08:02 BAUBRANCHE

RMIT-Forscher tüfteln an Brandschutzverkleidungen aus Pilzen

Teaserbild-Quelle: RMIT University

Eine nachhaltige Brandschutzverkleidung aus Pilzen? Diese Idee verfolgen australische Wissenschaftler der RMIT-Universität in Melbourne. Möglich machen soll es Myzel – ein fadenförmiges Geflecht, das sich als eine Art Wurzelsystem von Pilzen im Boden ausbreitet. 

Brandschutzverkleidung aus Pilzen, Myzelblätter

Quelle: RMIT University

Den Wissenschaftlers gelang es, mit verschiedenen Wachstumsbedingungen dünne Myzelblätter herzustellen. Mittels Chemikalien manipulierte das Team zudem die Struktur des Materials, um dessen feuerhemmende Eigenschaften nutzbar zu machen.

Wissenschaftler des RMIT hätten gezeigt, dass es möglich sei, Pilze in dünnen Schichten zu züchten, die für feuerhemmende Verkleidungen verwendet werden könnten, hiess es unlängst in einer Mitteilung der Universität.

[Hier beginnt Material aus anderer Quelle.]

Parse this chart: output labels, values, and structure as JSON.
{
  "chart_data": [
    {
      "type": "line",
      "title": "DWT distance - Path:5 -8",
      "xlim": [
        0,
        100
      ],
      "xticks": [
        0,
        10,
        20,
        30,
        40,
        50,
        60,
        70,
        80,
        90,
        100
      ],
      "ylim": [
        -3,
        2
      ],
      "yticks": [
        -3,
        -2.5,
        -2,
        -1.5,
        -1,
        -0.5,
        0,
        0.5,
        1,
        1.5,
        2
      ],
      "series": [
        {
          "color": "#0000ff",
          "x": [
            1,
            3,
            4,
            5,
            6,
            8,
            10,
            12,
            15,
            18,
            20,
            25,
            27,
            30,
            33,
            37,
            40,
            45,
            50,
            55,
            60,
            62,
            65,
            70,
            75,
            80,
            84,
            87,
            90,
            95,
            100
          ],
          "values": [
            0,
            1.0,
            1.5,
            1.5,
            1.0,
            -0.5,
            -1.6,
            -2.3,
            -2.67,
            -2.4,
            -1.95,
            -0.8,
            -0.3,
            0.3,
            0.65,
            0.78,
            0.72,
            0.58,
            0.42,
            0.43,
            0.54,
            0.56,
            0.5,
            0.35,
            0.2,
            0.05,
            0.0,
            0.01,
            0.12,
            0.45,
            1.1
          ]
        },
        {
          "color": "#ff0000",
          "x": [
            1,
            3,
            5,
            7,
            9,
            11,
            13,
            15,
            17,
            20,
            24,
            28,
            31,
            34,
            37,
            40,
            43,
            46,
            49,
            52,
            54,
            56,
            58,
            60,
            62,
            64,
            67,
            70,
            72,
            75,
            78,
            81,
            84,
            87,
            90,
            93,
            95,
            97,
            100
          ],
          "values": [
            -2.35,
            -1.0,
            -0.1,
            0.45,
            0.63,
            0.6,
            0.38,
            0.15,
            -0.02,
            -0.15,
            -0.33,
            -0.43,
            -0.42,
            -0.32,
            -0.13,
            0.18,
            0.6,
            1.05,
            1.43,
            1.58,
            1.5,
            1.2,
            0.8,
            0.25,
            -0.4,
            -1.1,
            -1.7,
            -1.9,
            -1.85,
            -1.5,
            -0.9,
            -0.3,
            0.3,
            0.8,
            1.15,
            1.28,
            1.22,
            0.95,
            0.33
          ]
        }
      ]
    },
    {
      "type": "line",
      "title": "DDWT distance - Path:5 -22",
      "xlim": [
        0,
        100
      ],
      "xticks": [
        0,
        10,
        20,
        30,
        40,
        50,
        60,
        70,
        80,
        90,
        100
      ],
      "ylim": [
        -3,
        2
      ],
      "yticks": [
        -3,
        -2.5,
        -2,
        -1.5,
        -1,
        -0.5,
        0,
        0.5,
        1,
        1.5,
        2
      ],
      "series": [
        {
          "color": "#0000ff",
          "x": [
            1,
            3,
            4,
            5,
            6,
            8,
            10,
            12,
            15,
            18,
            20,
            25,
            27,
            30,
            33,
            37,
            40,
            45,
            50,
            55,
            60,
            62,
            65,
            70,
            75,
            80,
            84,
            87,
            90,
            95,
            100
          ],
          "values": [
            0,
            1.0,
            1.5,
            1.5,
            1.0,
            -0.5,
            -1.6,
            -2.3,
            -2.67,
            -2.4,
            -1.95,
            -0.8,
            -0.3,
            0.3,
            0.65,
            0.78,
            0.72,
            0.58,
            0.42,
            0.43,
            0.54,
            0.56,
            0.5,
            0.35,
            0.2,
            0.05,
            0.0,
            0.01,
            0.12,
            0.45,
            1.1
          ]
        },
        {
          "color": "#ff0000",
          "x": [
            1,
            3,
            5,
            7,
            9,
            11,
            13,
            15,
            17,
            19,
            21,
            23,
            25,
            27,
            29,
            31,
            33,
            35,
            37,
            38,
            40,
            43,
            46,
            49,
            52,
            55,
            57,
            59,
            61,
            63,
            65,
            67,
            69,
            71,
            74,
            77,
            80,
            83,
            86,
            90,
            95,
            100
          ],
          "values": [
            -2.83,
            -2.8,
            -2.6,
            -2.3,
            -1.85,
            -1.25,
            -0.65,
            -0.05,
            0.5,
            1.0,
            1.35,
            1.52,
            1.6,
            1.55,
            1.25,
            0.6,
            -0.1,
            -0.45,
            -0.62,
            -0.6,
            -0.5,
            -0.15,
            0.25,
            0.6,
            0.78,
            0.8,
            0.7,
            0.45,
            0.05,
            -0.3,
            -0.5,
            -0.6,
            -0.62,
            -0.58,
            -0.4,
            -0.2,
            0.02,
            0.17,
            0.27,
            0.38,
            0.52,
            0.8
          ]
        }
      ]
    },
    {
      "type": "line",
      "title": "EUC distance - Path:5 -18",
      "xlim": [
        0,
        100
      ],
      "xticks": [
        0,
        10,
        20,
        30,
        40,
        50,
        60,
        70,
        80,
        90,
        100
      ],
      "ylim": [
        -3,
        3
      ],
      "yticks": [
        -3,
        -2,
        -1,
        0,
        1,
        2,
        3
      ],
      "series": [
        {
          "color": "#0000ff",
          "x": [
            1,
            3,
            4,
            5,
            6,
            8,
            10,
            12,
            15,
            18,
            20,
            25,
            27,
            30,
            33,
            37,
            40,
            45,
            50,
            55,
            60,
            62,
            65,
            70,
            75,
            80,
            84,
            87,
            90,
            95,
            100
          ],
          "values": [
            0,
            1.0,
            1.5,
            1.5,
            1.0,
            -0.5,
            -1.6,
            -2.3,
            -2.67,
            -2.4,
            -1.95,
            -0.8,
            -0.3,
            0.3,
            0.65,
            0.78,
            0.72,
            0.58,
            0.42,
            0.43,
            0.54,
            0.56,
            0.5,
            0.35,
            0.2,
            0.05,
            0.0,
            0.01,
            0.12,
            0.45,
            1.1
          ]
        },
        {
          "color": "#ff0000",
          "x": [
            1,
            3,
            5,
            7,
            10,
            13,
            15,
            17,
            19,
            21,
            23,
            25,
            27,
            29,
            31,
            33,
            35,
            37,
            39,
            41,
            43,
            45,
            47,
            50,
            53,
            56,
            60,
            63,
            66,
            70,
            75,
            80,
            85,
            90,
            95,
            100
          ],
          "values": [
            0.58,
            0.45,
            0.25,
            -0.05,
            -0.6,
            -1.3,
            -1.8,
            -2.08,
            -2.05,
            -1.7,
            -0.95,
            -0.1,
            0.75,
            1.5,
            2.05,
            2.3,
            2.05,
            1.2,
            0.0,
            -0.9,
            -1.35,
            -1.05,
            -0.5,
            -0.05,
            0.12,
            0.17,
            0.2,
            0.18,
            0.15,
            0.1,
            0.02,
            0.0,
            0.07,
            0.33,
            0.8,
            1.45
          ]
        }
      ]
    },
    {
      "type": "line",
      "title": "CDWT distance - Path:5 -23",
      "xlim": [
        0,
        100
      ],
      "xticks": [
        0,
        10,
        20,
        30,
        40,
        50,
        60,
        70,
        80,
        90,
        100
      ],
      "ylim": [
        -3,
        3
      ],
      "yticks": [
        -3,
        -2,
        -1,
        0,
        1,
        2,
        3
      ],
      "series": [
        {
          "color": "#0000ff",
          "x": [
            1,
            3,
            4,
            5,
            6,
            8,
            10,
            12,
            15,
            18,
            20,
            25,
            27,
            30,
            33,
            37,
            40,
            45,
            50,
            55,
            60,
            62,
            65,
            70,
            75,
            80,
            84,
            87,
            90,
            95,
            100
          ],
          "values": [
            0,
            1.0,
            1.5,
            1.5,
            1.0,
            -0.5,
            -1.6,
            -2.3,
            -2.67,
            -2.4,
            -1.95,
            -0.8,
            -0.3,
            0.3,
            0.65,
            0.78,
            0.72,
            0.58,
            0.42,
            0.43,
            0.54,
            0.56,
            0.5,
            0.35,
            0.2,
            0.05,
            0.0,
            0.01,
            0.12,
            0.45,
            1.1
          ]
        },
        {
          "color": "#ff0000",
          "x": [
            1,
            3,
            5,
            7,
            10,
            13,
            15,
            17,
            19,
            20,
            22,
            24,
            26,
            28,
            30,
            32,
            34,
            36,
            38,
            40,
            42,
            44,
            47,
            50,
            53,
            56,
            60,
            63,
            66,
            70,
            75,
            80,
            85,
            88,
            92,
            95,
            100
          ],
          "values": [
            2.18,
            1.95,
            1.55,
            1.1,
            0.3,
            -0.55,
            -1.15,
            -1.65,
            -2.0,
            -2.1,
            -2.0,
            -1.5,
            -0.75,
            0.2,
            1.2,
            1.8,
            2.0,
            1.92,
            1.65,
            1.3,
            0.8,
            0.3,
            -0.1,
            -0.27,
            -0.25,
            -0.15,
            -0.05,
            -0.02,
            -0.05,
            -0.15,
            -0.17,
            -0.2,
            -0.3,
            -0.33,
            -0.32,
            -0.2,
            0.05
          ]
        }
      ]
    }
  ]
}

Als Grundlage für die Brandschutzverkleidungen dient Myzel – eine feine, wurzelartige Struktur, die aus einer Masse von verzweigten, fadenförmigen Pilzzellen besteht. Dieses lässt sich laut Tien Huynh, Assoziierte Professorin an der School of Science am RMIT und Experte für Biotechnologie und Mykologie, aus erneuerbaren Abfällen züchten.

«Wir haben einen Weg gefunden, reine Myzelschichten zu züchten, die geschichtet und für verschiedene Zwecke verwendet werden können – von flachen Platten für die Bauindustrie bis hin zu einem lederähnlichen Material für die Modeindustrie», so Huynh. Das Team konnte so Myzelblätter herstellen, die so dünn wie Tapeten sind – ohne dabei das Fadennetz des Myzels zu zerstören.

Dabei nutzten die Wissenschaftler verschiedene Wachstumsbedingungen und Chemikalien, um die Struktur des dünnen, einheitlichen Materials zu manipulieren und auf diese Weise dessen feuerhemmenden Eigenschaften nutzbar zu machen. Die Erkenntnisse wurden kürzlich im Rahmen einer Studie in der Fachzeitschrift «Polymer Degradation and Stability» veröffentlicht.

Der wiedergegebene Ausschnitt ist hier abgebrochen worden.